As a final note before my code, I just recently launched Broverbs. Please do check it out if you've got the time!
posted on: Thursday, September 6, 2012 (1:28 pm) by Chase Stevens
People don't think philosophy is useful. Why is this? Macmillan Dictionary has two definitions of philosophy. The first, "the study of theories about the meanings of things such as life, knowledge, and beliefs", is what people think when they hear "philosophy". They think of boring and antiquated texts on the nature of what is sacred. They think of white-bearded men debating over the trivialities of pointless and vague quandaries. They think of glassy-eyed teenagers wondering aloud, "What if, like, our universe is just inside an atom in another universe?" These are not philosophy. Or, at least, these are not the heart of philosophy, but, rather, its side-effects. The second definition offered by Macmillan is more true to what philosophy is at its core: "a system of beliefs that influences someone's decisions and behaviour." Much like the purpose of the brain is to control the body's movement, the purpose of philosophy is to act as a tool for making decisions in your life. In trying to do so, philosophy might delve into complex and counter-intuitive ethical systems, philosophers might write long, tedious and precisely-worded treatises, and strange hypothetical situations or worlds might be concocted and considered, but philosophy is not a collection of books, or a series of musings, or a set of questions, or even a group of people. Philosophy is a process, a methodology, and, ultimately, a mode of thinking about things and examining situations. As I've previously bemoaned, not having philosophical foundations for decision-making or at least a sense of what things you value and what goals you wish to achieve (both of which philosophy can help determine) can lead to terrible, contradictory choices that are without sense and without purpose.
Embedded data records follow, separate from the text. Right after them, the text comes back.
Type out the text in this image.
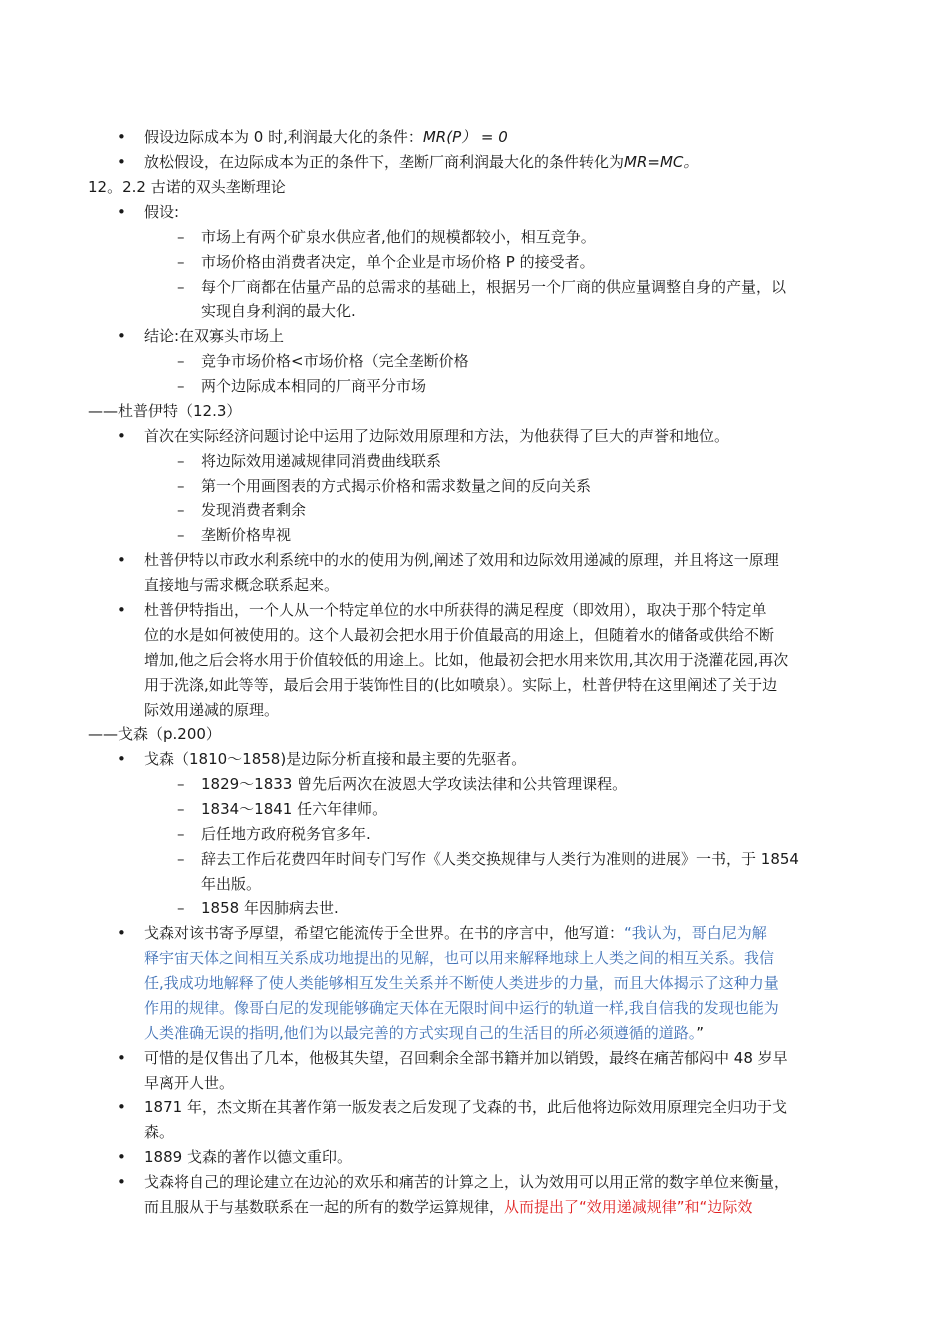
• 假设边际成本为 0 时,利润最大化的条件：MR(P） = 0
• 放松假设，在边际成本为正的条件下，垄断厂商利润最大化的条件转化为MR=MC。
12。2.2 古诺的双头垄断理论
• 假设:
–	市场上有两个矿泉水供应者,他们的规模都较小，相互竞争。
–	市场价格由消费者决定，单个企业是市场价格 P 的接受者。
–	每个厂商都在估量产品的总需求的基础上，根据另一个厂商的供应量调整自身的产量，以
实现自身利润的最大化.
• 结论:在双寡头市场上
–	竞争市场价格<市场价格（完全垄断价格
–	两个边际成本相同的厂商平分市场
——杜普伊特（12.3）
• 首次在实际经济问题讨论中运用了边际效用原理和方法，为他获得了巨大的声誉和地位。
–	将边际效用递减规律同消费曲线联系
–	第一个用画图表的方式揭示价格和需求数量之间的反向关系
–	发现消费者剩余
–	垄断价格卑视
• 杜普伊特以市政水利系统中的水的使用为例,阐述了效用和边际效用递减的原理，并且将这一原理
直接地与需求概念联系起来。
• 杜普伊特指出，一个人从一个特定单位的水中所获得的满足程度（即效用），取决于那个特定单
位的水是如何被使用的。这个人最初会把水用于价值最高的用途上，但随着水的储备或供给不断
增加,他之后会将水用于价值较低的用途上。比如，他最初会把水用来饮用,其次用于浇灌花园,再次
用于洗涤,如此等等，最后会用于装饰性目的(比如喷泉）。实际上，杜普伊特在这里阐述了关于边
际效用递减的原理。
——戈森（p.200）
• 戈森（1810～1858)是边际分析直接和最主要的先驱者。
–	1829～1833 曾先后两次在波恩大学攻读法律和公共管理课程。
–	1834～1841 任六年律师。
–	后任地方政府税务官多年.
–	辞去工作后花费四年时间专门写作《人类交换规律与人类行为准则的进展》一书，于 1854
年出版。
–	1858 年因肺病去世.
• 戈森对该书寄予厚望，希望它能流传于全世界。在书的序言中，他写道：“我认为，哥白尼为解
释宇宙天体之间相互关系成功地提出的见解，也可以用来解释地球上人类之间的相互关系。我信
任,我成功地解释了使人类能够相互发生关系并不断使人类进步的力量，而且大体揭示了这种力量
作用的规律。像哥白尼的发现能够确定天体在无限时间中运行的轨道一样,我自信我的发现也能为
人类准确无误的指明,他们为以最完善的方式实现自己的生活目的所必须遵循的道路。”
• 可惜的是仅售出了几本，他极其失望，召回剩余全部书籍并加以销毁，最终在痛苦郁闷中 48 岁早
早离开人世。
• 1871 年，杰文斯在其著作第一版发表之后发现了戈森的书，此后他将边际效用原理完全归功于戈
森。
• 1889 戈森的著作以德文重印。
• 戈森将自己的理论建立在边沁的欢乐和痛苦的计算之上，认为效用可以用正常的数字单位来衡量，
而且服从于与基数联系在一起的所有的数学运算规律，从而提出了“效用递减规律”和“边际效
In the above video, Jonathan Blow, a wildly popular figure in the gaming world, talks about game design and what makes a game worth playing. He finds several things to be valuable: not only "fun", as traditionally emphasized in gaming, but also the ability to make one think, or to evoke an emotional response. This is exactly what has made Jonathan Blow so popular, at least from my perspective: he's taken the time to philosophize about video games, and examined the gaming world through the philosophical lens he's constructed. Far beyond that, he's used his philosophical framework to inform the design and development of his indie game hit, Braid. He decided, from a philosophical and ethical perspective, that games shouldn't try to "trick" the player but, instead, should respect the player's intelligence and time. The decisions he made in creating Braid reflected this considered viewpoint and (at least in part) made it the excellent and critically lauded game that it is. Regardless of whether you agree or disagree with his views, Jonathan Blow has become an influential and well-respected developer because he has internalized and applied the spirit of philosophy. And this, furthermore, is what I encourage you to do. Next time you need to make a decision, spend some time considering what you think has inherent value, how your goals reflect that, and how (if at all) your options appeal to those values. You might not end up making the right decision, but you'll at least make a well-reasoned and justifiable decision.